A related concept is the giant-killer, which refers to a lesser competitor who defeats a favorite. The name reflects such stories as David and Goliath, and Jack the Giant-Killer.[citation needed]

Most Cinderellas send one strong message: a team or a player that has not had a good regular season can atone for the struggles with brilliance in a short period of time.


Examples of North American "Cinderellas"

Many teams are considered "Cinderella teams" when they seemingly overachieve. For example, the Tampa Bay Rays and the Arizona Cardinals went all the way to their respective leagues' championships in 2008 only to "turn into a pumpkin" at the end. This list is largely confined to "Cinderella teams" that won championships.



  • New York Giants (1954)[citation needed] – The then-New York Giants swept the 111-win Cleveland Indians in the 1954 World Series in one of the greatest World Series upsets in baseball history. Center fielder Willie Mays made an iconic over-the-shoulder catch in the 8th inning of game 1 to preserve a tie. Dusty Rhodes would later win the game for the Giants with a walk-off home run in the 10th inning that set the stage for a series sweep.
  • New York Mets (1969)[7] – The Mets won their first ever World Series title after beating the heavily favored 109-win Baltimore Orioles in the 1969 World Series; previously, the Mets had finished either last or next-to-last in the National League every year.
  • Cincinnati Reds (1990)[citation needed] – not seen as a particularly strong team, the Reds were not expected to defeat the Pirates in the NLCS nor were they expected to have any chance against the mighty Oakland Athletics. Critics expected a sweep, which did happen. However it was the Reds sweeping the A's in a stunner to win the championship.
  • Minnesota Twins (1991)[citation needed] – One year after finishing dead last in the American League West and tied for the second-worst record in the American League, the Twins won the 1991 World Series by defeating a fellow Cinderella, the Atlanta Braves (see below), in seven games in what was considered among the greatest and most dramatic World Series of all time. The Twins won games six and seven of the series in extra innings, with a walk-off home run and walk-off single respectively.
  • Anaheim Angels (2002)[citation needed] – The Angels won the first World championship in their 41-year history.
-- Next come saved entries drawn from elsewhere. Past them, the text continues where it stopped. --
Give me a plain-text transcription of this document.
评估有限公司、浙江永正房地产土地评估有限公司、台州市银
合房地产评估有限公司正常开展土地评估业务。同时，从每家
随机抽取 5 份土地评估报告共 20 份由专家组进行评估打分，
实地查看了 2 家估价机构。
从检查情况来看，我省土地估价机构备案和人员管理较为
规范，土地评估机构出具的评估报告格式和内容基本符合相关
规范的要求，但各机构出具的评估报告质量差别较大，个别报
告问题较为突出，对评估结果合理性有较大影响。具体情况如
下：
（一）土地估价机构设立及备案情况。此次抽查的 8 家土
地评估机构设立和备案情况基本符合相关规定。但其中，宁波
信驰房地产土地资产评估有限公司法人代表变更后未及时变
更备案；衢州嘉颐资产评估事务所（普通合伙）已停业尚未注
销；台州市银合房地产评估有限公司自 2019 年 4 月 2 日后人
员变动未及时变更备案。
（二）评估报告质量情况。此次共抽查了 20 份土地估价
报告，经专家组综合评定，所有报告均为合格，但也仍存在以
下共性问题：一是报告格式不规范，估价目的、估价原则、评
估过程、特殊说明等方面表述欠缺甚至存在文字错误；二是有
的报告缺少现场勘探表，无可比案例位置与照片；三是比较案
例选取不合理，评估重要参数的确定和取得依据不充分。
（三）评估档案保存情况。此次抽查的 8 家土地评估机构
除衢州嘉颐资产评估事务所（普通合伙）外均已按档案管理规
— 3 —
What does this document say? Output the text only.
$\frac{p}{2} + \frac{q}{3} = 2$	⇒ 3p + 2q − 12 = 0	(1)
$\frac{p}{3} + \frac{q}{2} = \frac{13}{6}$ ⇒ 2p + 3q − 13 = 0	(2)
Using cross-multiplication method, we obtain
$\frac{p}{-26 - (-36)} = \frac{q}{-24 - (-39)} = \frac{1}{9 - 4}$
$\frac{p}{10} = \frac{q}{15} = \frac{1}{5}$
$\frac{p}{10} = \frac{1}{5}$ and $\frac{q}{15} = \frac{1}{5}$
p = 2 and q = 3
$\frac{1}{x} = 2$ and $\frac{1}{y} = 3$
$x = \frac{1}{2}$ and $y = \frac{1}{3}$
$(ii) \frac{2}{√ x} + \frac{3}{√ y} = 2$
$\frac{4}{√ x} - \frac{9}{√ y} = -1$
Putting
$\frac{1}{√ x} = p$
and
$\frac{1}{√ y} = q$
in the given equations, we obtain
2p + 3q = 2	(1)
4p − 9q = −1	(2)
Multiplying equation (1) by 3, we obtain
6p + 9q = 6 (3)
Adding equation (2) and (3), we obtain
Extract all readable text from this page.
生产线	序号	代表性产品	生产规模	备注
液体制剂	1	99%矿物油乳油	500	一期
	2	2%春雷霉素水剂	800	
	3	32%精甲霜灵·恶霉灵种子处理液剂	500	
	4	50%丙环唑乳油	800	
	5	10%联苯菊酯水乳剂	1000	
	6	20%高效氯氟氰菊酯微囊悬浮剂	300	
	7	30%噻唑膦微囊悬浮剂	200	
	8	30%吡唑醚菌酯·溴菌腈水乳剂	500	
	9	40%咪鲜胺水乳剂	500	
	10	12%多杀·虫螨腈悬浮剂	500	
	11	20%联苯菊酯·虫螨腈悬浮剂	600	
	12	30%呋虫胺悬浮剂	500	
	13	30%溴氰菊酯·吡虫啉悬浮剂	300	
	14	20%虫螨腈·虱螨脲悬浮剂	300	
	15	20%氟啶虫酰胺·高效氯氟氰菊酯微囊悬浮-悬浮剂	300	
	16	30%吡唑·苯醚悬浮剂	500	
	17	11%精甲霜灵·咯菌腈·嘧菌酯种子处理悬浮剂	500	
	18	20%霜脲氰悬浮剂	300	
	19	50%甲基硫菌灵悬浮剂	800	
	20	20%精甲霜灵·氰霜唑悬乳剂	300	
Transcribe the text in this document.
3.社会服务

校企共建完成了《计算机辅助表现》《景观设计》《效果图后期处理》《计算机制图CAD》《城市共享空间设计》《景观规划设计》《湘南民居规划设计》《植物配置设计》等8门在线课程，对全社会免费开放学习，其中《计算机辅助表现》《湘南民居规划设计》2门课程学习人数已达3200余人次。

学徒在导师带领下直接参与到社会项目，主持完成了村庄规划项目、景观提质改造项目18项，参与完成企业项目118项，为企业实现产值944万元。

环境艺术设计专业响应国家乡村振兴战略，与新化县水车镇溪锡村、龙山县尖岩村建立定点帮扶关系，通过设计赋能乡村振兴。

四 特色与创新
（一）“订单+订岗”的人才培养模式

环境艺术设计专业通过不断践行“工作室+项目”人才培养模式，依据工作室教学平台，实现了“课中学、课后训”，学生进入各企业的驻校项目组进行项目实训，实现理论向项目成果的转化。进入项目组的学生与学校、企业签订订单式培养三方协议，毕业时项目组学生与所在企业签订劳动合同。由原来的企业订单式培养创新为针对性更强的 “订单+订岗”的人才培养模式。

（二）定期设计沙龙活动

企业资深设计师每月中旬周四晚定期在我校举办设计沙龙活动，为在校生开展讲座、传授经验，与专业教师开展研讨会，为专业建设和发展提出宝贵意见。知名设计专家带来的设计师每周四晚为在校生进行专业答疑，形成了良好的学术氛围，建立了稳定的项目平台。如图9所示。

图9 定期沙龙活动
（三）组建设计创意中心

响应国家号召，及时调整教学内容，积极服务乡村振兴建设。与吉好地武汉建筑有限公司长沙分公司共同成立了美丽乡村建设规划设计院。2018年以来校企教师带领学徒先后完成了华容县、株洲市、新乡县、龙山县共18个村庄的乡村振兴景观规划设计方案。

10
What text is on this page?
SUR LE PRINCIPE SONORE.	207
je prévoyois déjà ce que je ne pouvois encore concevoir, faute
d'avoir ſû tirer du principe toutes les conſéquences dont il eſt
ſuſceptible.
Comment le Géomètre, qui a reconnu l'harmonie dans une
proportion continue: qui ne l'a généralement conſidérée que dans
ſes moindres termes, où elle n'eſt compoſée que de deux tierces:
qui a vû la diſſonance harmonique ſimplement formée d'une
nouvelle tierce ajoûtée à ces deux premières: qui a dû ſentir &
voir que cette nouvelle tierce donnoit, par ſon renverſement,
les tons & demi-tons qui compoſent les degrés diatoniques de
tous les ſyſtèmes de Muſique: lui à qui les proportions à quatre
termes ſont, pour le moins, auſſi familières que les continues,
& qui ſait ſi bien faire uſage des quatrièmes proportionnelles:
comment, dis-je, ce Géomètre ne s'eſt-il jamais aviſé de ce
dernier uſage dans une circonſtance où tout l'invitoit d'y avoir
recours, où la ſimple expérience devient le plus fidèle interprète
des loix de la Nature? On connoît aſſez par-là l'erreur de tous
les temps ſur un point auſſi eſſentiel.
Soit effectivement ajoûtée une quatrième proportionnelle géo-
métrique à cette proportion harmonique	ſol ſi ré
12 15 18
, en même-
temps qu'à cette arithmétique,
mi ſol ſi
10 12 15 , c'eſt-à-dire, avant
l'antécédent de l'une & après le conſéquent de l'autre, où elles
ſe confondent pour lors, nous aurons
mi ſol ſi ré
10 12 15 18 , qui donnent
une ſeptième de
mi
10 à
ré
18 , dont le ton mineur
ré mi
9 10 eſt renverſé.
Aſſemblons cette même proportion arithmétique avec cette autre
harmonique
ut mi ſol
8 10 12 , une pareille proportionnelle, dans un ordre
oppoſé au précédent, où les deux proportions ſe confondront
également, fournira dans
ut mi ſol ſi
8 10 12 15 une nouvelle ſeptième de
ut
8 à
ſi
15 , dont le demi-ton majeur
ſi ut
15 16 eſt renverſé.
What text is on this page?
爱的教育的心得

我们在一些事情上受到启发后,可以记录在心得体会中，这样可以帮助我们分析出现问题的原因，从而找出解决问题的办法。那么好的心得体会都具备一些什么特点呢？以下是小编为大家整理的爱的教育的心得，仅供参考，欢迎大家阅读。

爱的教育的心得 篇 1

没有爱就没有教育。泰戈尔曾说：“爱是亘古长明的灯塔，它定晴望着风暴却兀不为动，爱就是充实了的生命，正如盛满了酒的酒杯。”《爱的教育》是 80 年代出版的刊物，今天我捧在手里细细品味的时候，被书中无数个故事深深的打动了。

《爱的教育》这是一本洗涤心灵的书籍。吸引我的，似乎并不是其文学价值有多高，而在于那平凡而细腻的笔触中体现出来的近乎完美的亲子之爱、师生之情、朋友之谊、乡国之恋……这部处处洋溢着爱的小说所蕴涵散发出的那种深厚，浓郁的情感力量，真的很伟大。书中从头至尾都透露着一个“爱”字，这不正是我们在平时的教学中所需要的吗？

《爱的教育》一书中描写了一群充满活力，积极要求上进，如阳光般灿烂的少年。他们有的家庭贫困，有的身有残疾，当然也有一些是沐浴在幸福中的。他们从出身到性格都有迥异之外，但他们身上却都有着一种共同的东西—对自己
The Halos finished the regular season in second place in the American League West standings to the Oakland Athletics, making the playoffs as the American League wild card qualifier. Nevertheless, they put together a magical postseason run, upsetting the mighty New York Yankees in the ALDS, besting the Minnesota Twins in the ALCS to win the American League pennant, and going the distance against the San Francisco Giants in the World Series to clinch the title.
  • Florida Marlins (2003)[3] – The Marlins used a strong second half to win the World Series, after upsets against the San Francisco Giants, the Chicago Cubs, and the New York Yankees.[8][9] The NLCS was especially memorable for the Marlins' rally and another Cubs collapse, as it extended the alleged Curse of the Billy Goat.
  • St. Louis Cardinals (2011). With about a month to go in the regular season, the Cardinals were 10½ games behind the wild-card leader, the Atlanta Braves, but by a combination of a winning streak by the Cardinals and a losing streak by the Braves, the wild-card position was decided in favor of the Cardinals on the last day of the regular season. The Cardinals then won playoff series against the Philadelphia Phillies (who had the best win-loss percentage in baseball) and the Milwaukee Brewers (who were the leaders in the same division with the Cardinals and had the best win-loss percentage at home) to face the Texas Rangers in the World Series. Going into the sixth game of the series, the Cardinals were behind 3 games to 2, and had to win the next two games. In the ninth inning of the sixth game, the Cardinals were behind by two runs, and with two outs and two strikes on David Freese, he hit a triple tying the game, which the Cardinals then won in extra innings. The Cardinals then went on to win the seventh game and the series.


Canadian football

College baseball

  • Fresno State (2008) – In one of the more improbable Cinderella stories in American sports history, the Bulldogs surmounted a daunting array of obstacles on their way to the NCAA title:[10][11]
    • Fresno State had never won an NCAA championship in any men's sport going into the 2008 tournament.
    • The Bulldogs entered the Western Athletic Conference tournament at 33-27; they would likely not have made the NCAA tournament without winning the WAC tournament, which they did.
    • They were the #4 seed in their regional. Since only four teams play in each of 16 regionals, this is the equivalent of a team seeded #13 or lower in the NCAA basketball tournament. No #4 seed had ever advanced to the College World Series. By contrast, no #13 or lower seed has ever made the "Elite 8" of the men's basketball tournament, which is arguably equivalent to the eight-team College World Series.
    • Six times in the NCAA tournament, including three times in the College World Series, they faced elimination with a loss. They won all six times.
    • They won a total of 10 tournament games against six different teams ranked in the top 20. ESPN pointed out that in terms of the NCAA basketball tournament, Fresno State's run would be equivalent to a 13 seed beating a 4 seed in the first round (second round from 2011), a 5 seed in the second round (third round from 2011), a top seed in the Sweet 16, a second seed in the Elite 8, another top seed in the Final Four, and still another 2 seed for the championship.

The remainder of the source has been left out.